Female solo travelling facts of July:
- Mosquito repellant in Belize and Guatemala is useless, a guy at the hostel asked me one morning why I was covered head to toe in clothes. Literally t-shirt of my head, socks on my feet despite 90% humidity and no air con, that the level of useless-ness we’re dealing with.
- Porridge in Spanish is called mush, I like porridge but a thoroughly apt name for the food.
- Guatemala is on par with Romania when it comes to being an underrated country.
- I got my Mexico travelling video up on youtube finally, wooohoo!
- I’m heartless with heat; I saw a pair of teenagers holding hands on the way to school, my thought was not ‘ohh cute’ instead I thought, ‘clammy’. Heartless.
- Plantain is now up there in my top five fav foods- listen up mum.
- I’m on my fifth pair of sunglasses.
Country 33: Belize
A few final days in Belize which meant sun, sand, relaxing. My travel insurance came into its own with my GoPro nabbed from my bag on my last evening, just one of the numerous reasons travel insurance is essential. If your planning on a backpacking trip I now recommend world nomads. The company was founded by a backpacker and the company just gets it, they made something so annoying, virtually hassle free.
Country number 34, Guatemala.
I was debating for a while when I was in Mexico whether to write an article of the frequent stories on run-ins with the police and drugs. On the 8 hour Belize-Guatemala border crossing I decided to commit to it. It’s the kind of stories airy fairy travel blogs don’t tend to write about, but it’s the travel stories people actually re-tell to other travellers.
Flores in Guatemala was the first stop, a beautiful little island in the middle of Lake Peten Itza and with it came the stop to Tikal National Park the largest Mayan ruin site in Central America. I felt like Lara Croft as I trekked through the jungle another enormous ruins popping up around me. If their were one Mayan ruin site to see in Central America this would be my recommendation.
A UNESCO listed city about an hour away from the Guatamalan capital. Arriving at my hostel I got chatting with someone who it turned out lived 20 minutes away from my family home, small world right? I used the four days there as a chilled city break, doing yoga strolling around the breathtakingly beautiful city and eating out. He was so savvy with finding the cheapest food around, I was happy for him to take charge and lead me to delicious food stop after delicious food stop. Antigua is something that can’t be appreciated by words so instead I made a photo diary!
Nestled next to Lake Atitlan, San Pedro is surrounded by 22 volcanoes on the Seirra Madre mountain range, the beauty of the back drop never faded for the 20 days I spent there. While I was here I chose to do a homestay a friend had recommended, the experience was amazing and the story behind this particular families life turned out to be a very sad one, something again I wrote about which is worth a read. The family I stayed with will always have a place in my heart as will Meli, the mother of the households food. An unforgettable experience with accommodation and three meals a day for £10/$13. I’d say it was the best decision I have made since I started travelling.

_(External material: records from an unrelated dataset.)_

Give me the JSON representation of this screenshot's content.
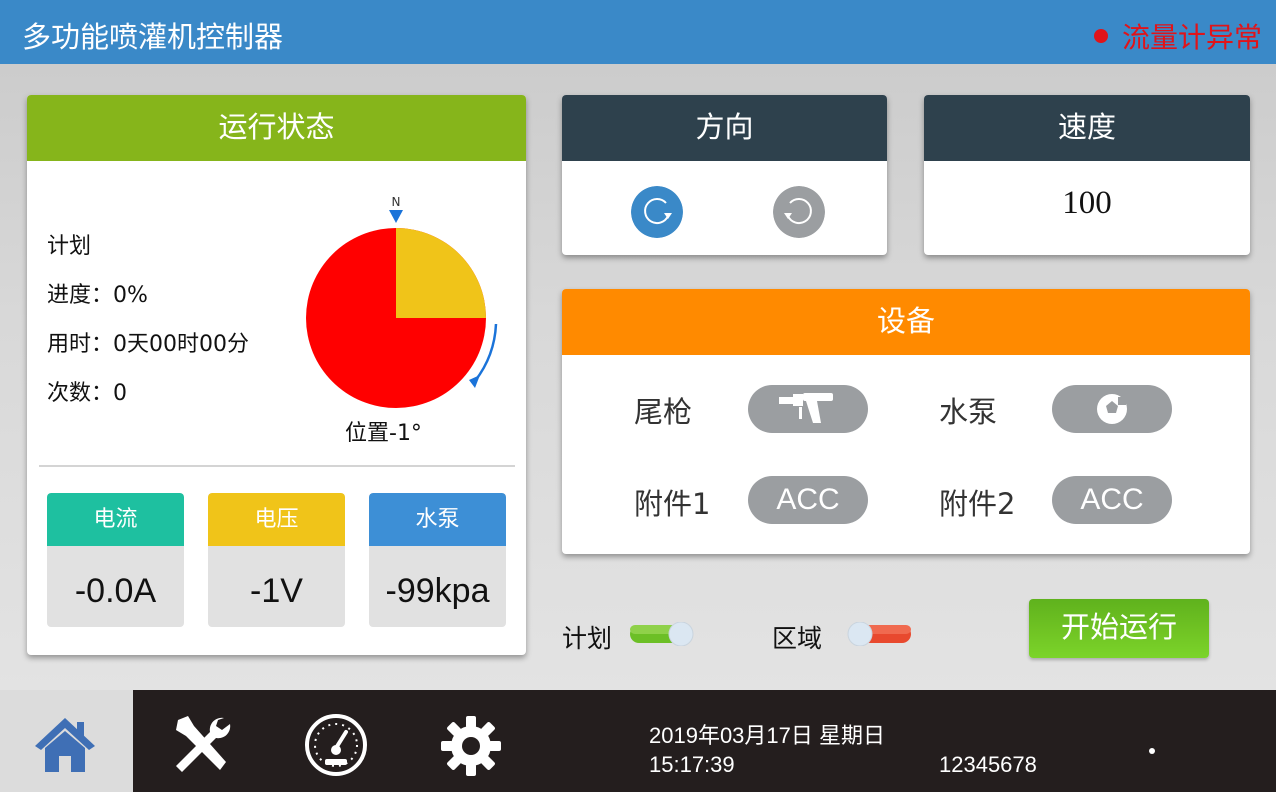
{
  "header": {
    "title": "多功能喷灌机控制器",
    "alarm": "流量计异常"
  },
  "status": {
    "title": "运行状态",
    "plan_label": "计划",
    "progress": "进度：0%",
    "elapsed": "用时：0天00时00分",
    "count": "次数：0",
    "compass_north": "N",
    "position": "位置-1°",
    "meters": [
      {
        "label": "电流",
        "value": "-0.0A",
        "color": "#1ec0a0"
      },
      {
        "label": "电压",
        "value": "-1V",
        "color": "#f0c419"
      },
      {
        "label": "水泵",
        "value": "-99kpa",
        "color": "#3d8fd6"
      }
    ]
  },
  "direction": {
    "title": "方向",
    "clockwise_icon": "rotate-clockwise-icon",
    "counter_icon": "rotate-counterclockwise-icon"
  },
  "speed": {
    "title": "速度",
    "value": "100"
  },
  "device": {
    "title": "设备",
    "items": [
      {
        "label": "尾枪",
        "icon": "spray-gun-icon"
      },
      {
        "label": "水泵",
        "icon": "pump-icon"
      },
      {
        "label": "附件1",
        "button": "ACC"
      },
      {
        "label": "附件2",
        "button": "ACC"
      }
    ]
  },
  "toggles": {
    "plan_label": "计划",
    "area_label": "区域"
  },
  "start_button": "开始运行",
  "nav": {
    "items": [
      "home-icon",
      "tools-icon",
      "gauge-icon",
      "gear-icon"
    ],
    "date": "2019年03月17日 星期日",
    "time": "15:17:39",
    "code": "12345678"
  },
  "colors": {
    "header": "#3a89c8",
    "status_header": "#86b51b",
    "dark_header": "#2e414d",
    "device_header": "#ff8a00",
    "alarm": "#e0141a",
    "start": "#6fc223"
  }
}
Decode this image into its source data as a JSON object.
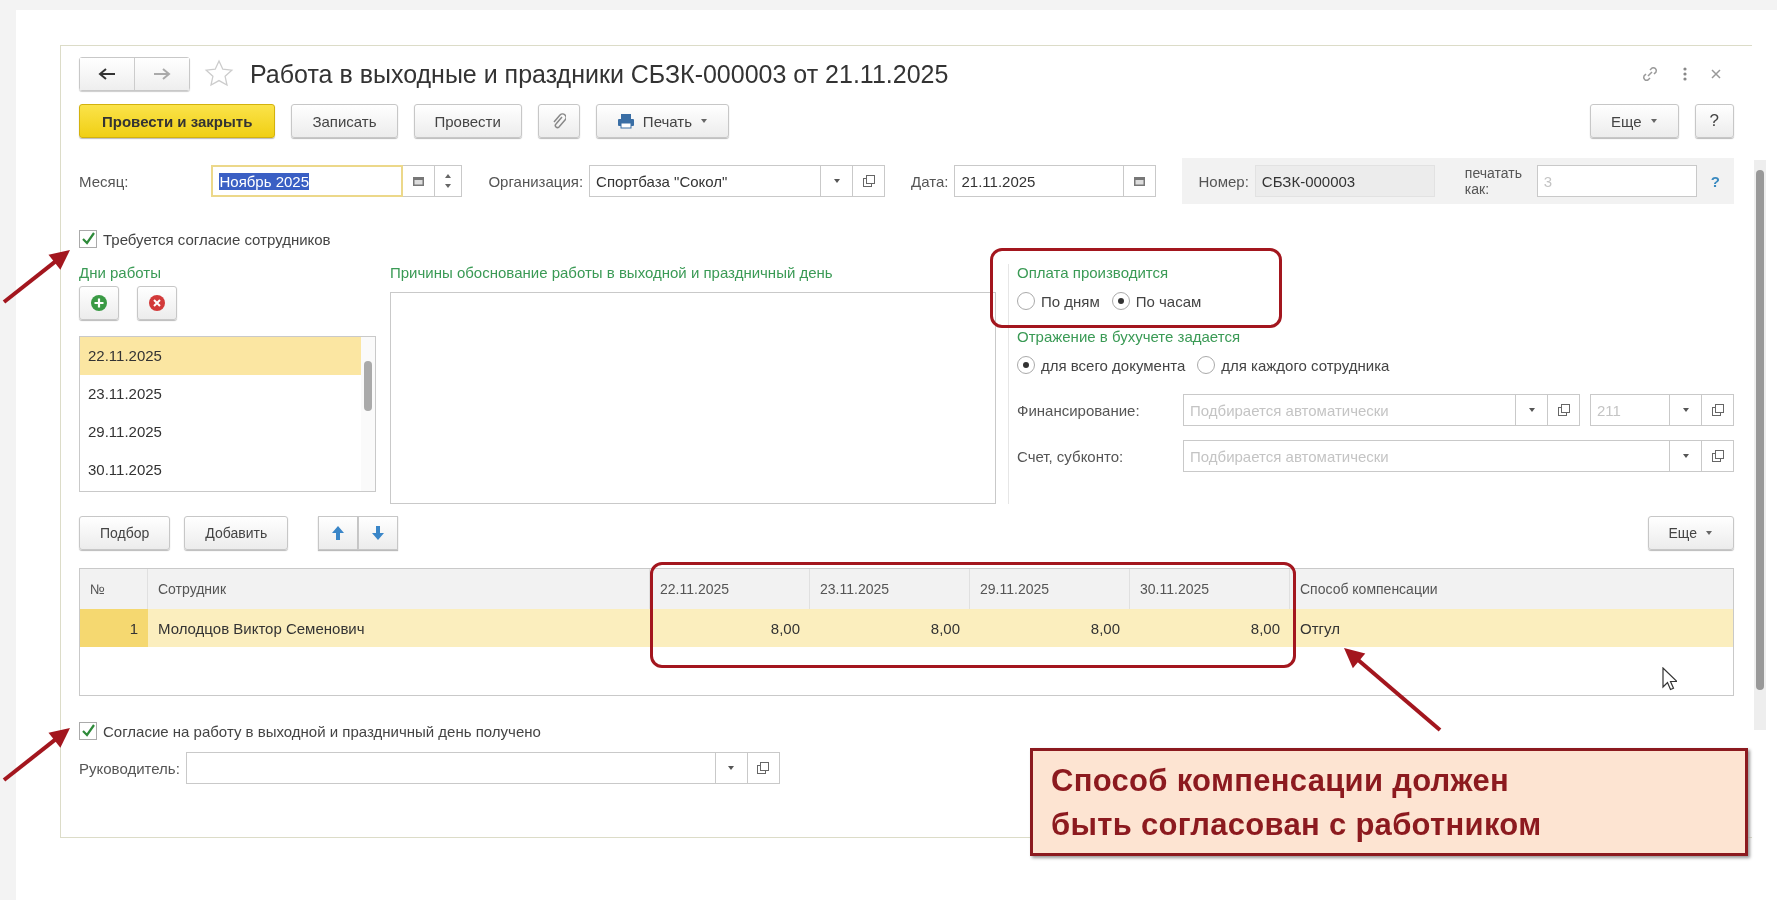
{
  "window": {
    "title": "Работа в выходные и праздники СБЗК-000003 от 21.11.2025"
  },
  "toolbar": {
    "buttons": [
      {
        "kind": "primary",
        "label": "Провести и закрыть"
      },
      {
        "kind": "plain",
        "label": "Записать"
      },
      {
        "kind": "plain",
        "label": "Провести"
      },
      {
        "kind": "attach"
      },
      {
        "kind": "menu",
        "label": "Печать"
      }
    ],
    "more": "Еще",
    "help": "?"
  },
  "header": {
    "month": {
      "label": "Месяц:",
      "value": "Ноябрь 2025",
      "text_selected": true
    },
    "organization": {
      "label": "Организация:",
      "value": "Спортбаза \"Сокол\""
    },
    "date": {
      "label": "Дата:",
      "value": "21.11.2025"
    },
    "number": {
      "label": "Номер:",
      "value": "СБЗК-000003"
    },
    "print_as": {
      "label": "печатать как:",
      "placeholder": "3"
    },
    "help": "?"
  },
  "consent_required": {
    "label": "Требуется согласие сотрудников",
    "checked": true
  },
  "work_days": {
    "title": "Дни работы",
    "items": [
      {
        "text": "22.11.2025",
        "selected": true
      },
      {
        "text": "23.11.2025",
        "selected": false
      },
      {
        "text": "29.11.2025",
        "selected": false
      },
      {
        "text": "30.11.2025",
        "selected": false
      }
    ]
  },
  "reasons": {
    "title": "Причины обоснование работы в выходной и праздничный день"
  },
  "payment": {
    "title": "Оплата производится",
    "options": [
      {
        "label": "По дням",
        "selected": false
      },
      {
        "label": "По часам",
        "selected": true
      }
    ]
  },
  "accounting": {
    "title": "Отражение в бухучете задается",
    "options": [
      {
        "label": "для всего документа",
        "selected": true
      },
      {
        "label": "для каждого сотрудника",
        "selected": false
      }
    ],
    "financing": {
      "label": "Финансирование:",
      "placeholder": "Подбирается автоматически",
      "code_placeholder": "211"
    },
    "account": {
      "label": "Счет, субконто:",
      "placeholder": "Подбирается автоматически"
    }
  },
  "table_toolbar": {
    "buttons": [
      "Подбор",
      "Добавить"
    ],
    "more": "Еще"
  },
  "table": {
    "columns": [
      {
        "label": "№",
        "kind": "index"
      },
      {
        "label": "Сотрудник",
        "kind": "text"
      },
      {
        "label": "22.11.2025",
        "kind": "number"
      },
      {
        "label": "23.11.2025",
        "kind": "number"
      },
      {
        "label": "29.11.2025",
        "kind": "number"
      },
      {
        "label": "30.11.2025",
        "kind": "number"
      },
      {
        "label": "Способ компенсации",
        "kind": "text"
      }
    ],
    "rows": [
      {
        "selected": true,
        "cells": [
          "1",
          "Молодцов Виктор Семенович",
          "8,00",
          "8,00",
          "8,00",
          "8,00",
          "Отгул"
        ]
      }
    ]
  },
  "consent_received": {
    "label": "Согласие на работу в выходной и праздничный день получено",
    "checked": true
  },
  "manager": {
    "label": "Руководитель:"
  },
  "callout": {
    "text": "Способ компенсации должен\nбыть согласован с работником"
  }
}
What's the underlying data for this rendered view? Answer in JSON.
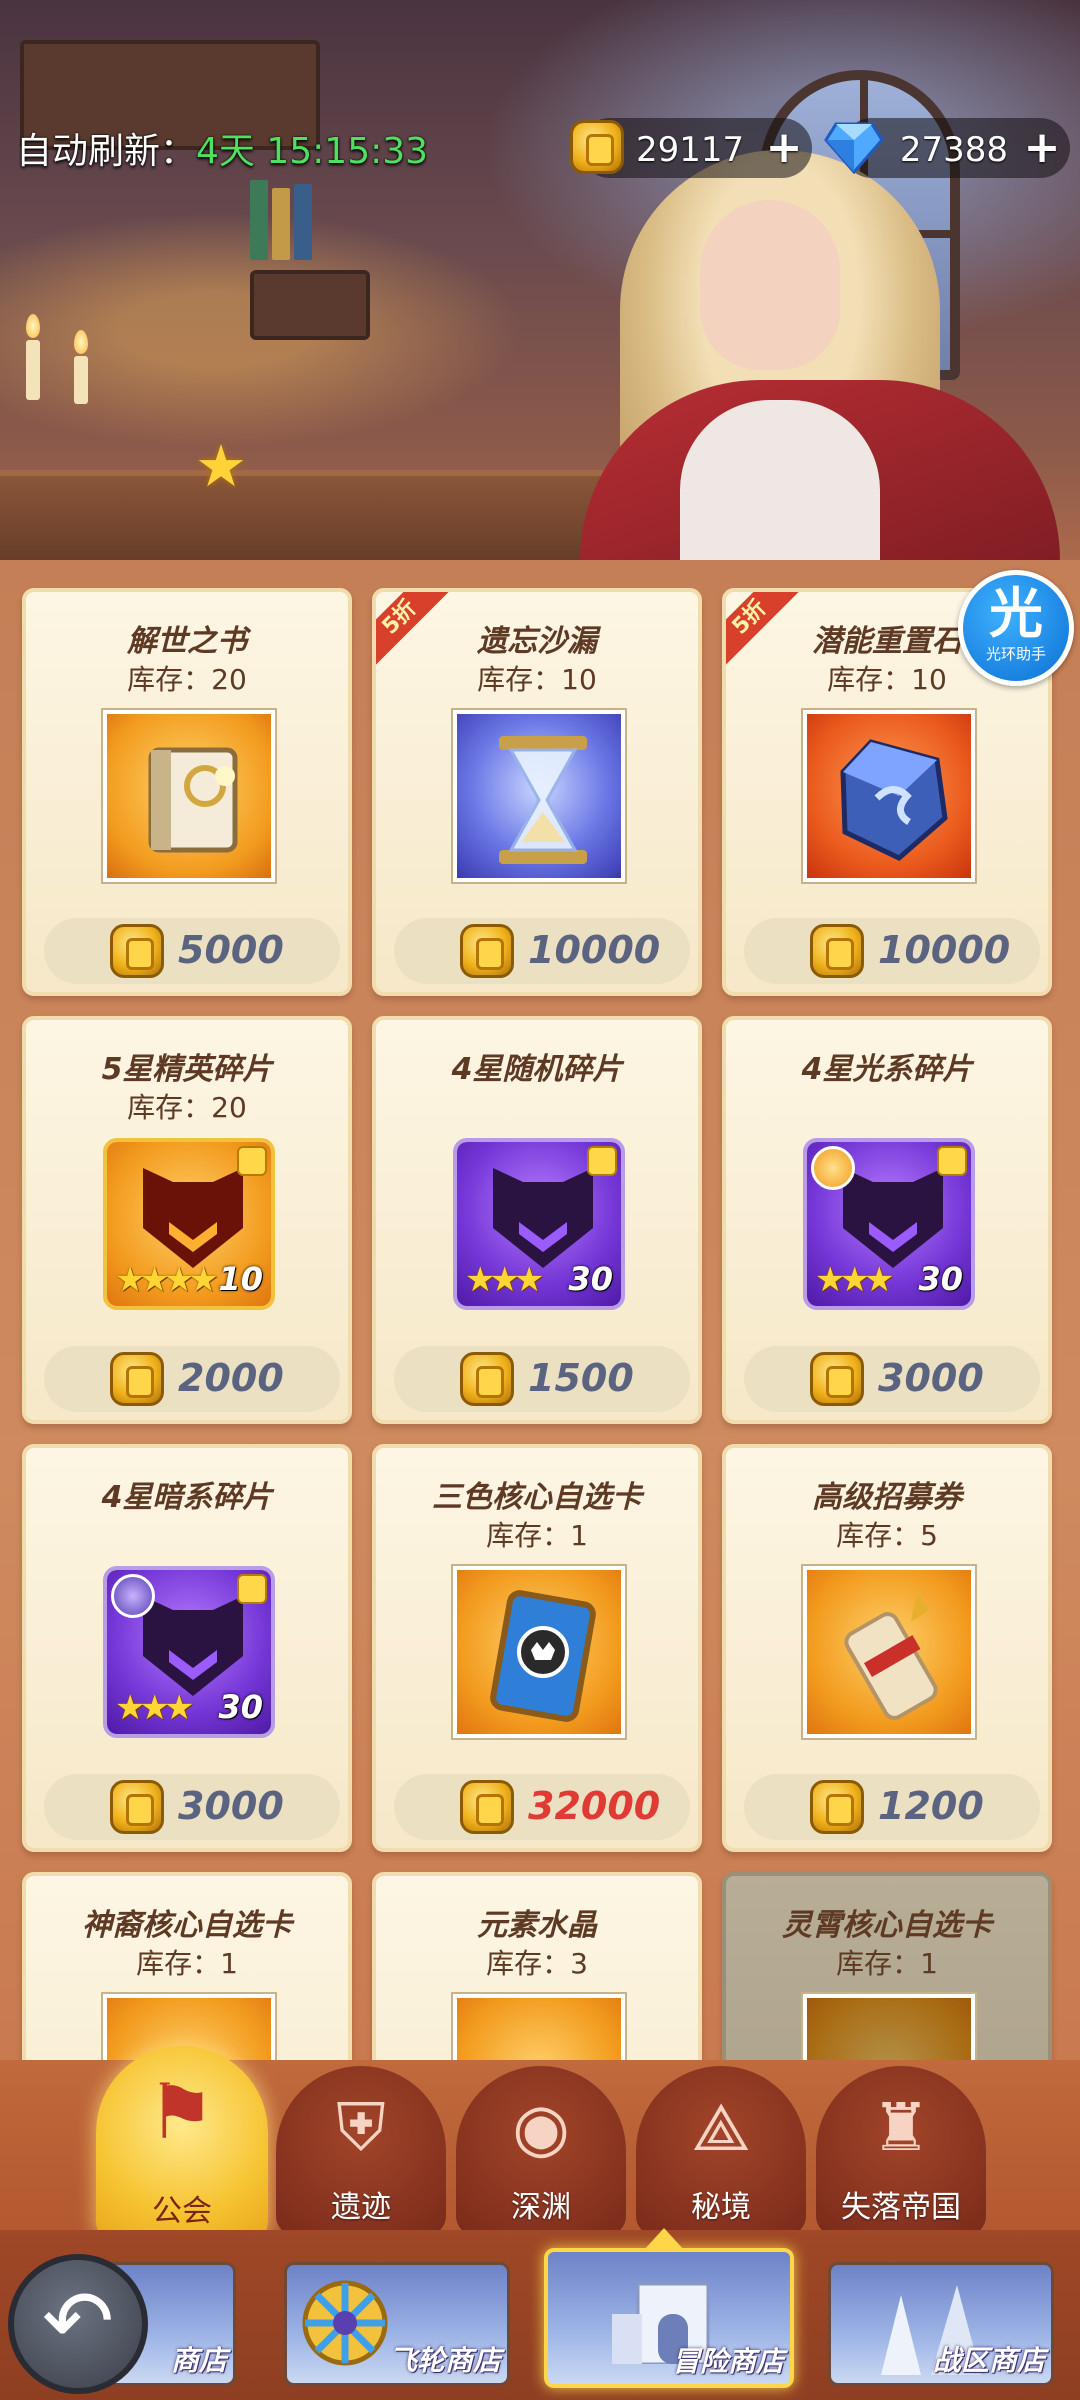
{
  "header": {
    "refresh_label": "自动刷新：",
    "refresh_timer": "4天 15:15:33",
    "gold_amount": "29117",
    "gem_amount": "27388",
    "plus": "+"
  },
  "assistant": {
    "big": "光",
    "small": "光环助手"
  },
  "items": [
    {
      "name": "解世之书",
      "stock": "库存：20",
      "price": "5000",
      "discount": null,
      "art": "gold"
    },
    {
      "name": "遗忘沙漏",
      "stock": "库存：10",
      "price": "10000",
      "discount": "5折",
      "art": "blue"
    },
    {
      "name": "潜能重置石",
      "stock": "库存：10",
      "price": "10000",
      "discount": "5折",
      "art": "red"
    },
    {
      "name": "5星精英碎片",
      "stock": "库存：20",
      "price": "2000",
      "shard_count": "10"
    },
    {
      "name": "4星随机碎片",
      "stock": "",
      "price": "1500",
      "shard_count": "30"
    },
    {
      "name": "4星光系碎片",
      "stock": "",
      "price": "3000",
      "shard_count": "30"
    },
    {
      "name": "4星暗系碎片",
      "stock": "",
      "price": "3000",
      "shard_count": "30"
    },
    {
      "name": "三色核心自选卡",
      "stock": "库存：1",
      "price": "32000",
      "price_color": "#e03a34"
    },
    {
      "name": "高级招募券",
      "stock": "库存：5",
      "price": "1200"
    },
    {
      "name": "神裔核心自选卡",
      "stock": "库存：1"
    },
    {
      "name": "元素水晶",
      "stock": "库存：3"
    },
    {
      "name": "灵霄核心自选卡",
      "stock": "库存：1"
    }
  ],
  "stars": "★★★★",
  "stars3": "★★★",
  "tabs": [
    {
      "label": "公会",
      "icon": "guild-banner-icon",
      "active": true
    },
    {
      "label": "遗迹",
      "icon": "relic-shield-icon"
    },
    {
      "label": "深渊",
      "icon": "abyss-eye-icon"
    },
    {
      "label": "秘境",
      "icon": "secret-realm-icon"
    },
    {
      "label": "失落帝国",
      "icon": "lost-empire-icon"
    }
  ],
  "shops": [
    {
      "label": "商店"
    },
    {
      "label": "飞轮商店"
    },
    {
      "label": "冒险商店",
      "active": true
    },
    {
      "label": "战区商店"
    }
  ],
  "colors": {
    "timer": "#4ee05e",
    "accent": "#ffd64a",
    "price": "#5a6480",
    "price_red": "#e03a34"
  }
}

My sub-par Spanish wasn’t going to cut for the next five months travelling Latin America. I studied Spanish in Guatemala, my classrooms were in a garden you would picture if you imagined the Garden of Eden. I’m not fluent by any means, but by the end I could just about manage a conversation over dinner with my homestay family. If you were American and wanting to learn Spanish I would definitely go to Guatemala to learn, they do ‘Spanish and Business’ and ‘Spanish for Children’. Even with the cost of a flight I’m almost certain it would work out cheaper.
Days of my July were tough mentally. I had a friend on the organ transplant waiting list who after three years of being there now has a new set of healthy lungs. Having been ill myself and getting a second chance at life like he now has, it well and truly janked at my heart strings way more than I expected, I felt all over the place for a few days. I had a real strain with friends not appreciating, or more so, completely ignoring that and spent down time questioning a lot despite living my dream of travelling the world. But I think everyone has these lows, I wrote an article on how I cope when these lows happen. If you think it’s something that happens to you, perhaps it will be useful for you too. I intend to write a series of articles over the coming months on the subject of illness; what it’s like, how to deal, the secret signs of it, to managing friends and family.
Country number 35: El Salvador
With only two days in El Salvador rounding off the month of July, I hit the beach. I found two aussies to pass the time with. They were down in El Tunco, a beach town of El Salvador for a holiday as they live in Anitgua, Guatemala for a non-profit school teaching kids who otherwise wouldn’t be able to afford food, shelter or education. We drank cocktails, watched sunsets and relaxed in pools. It was perfect.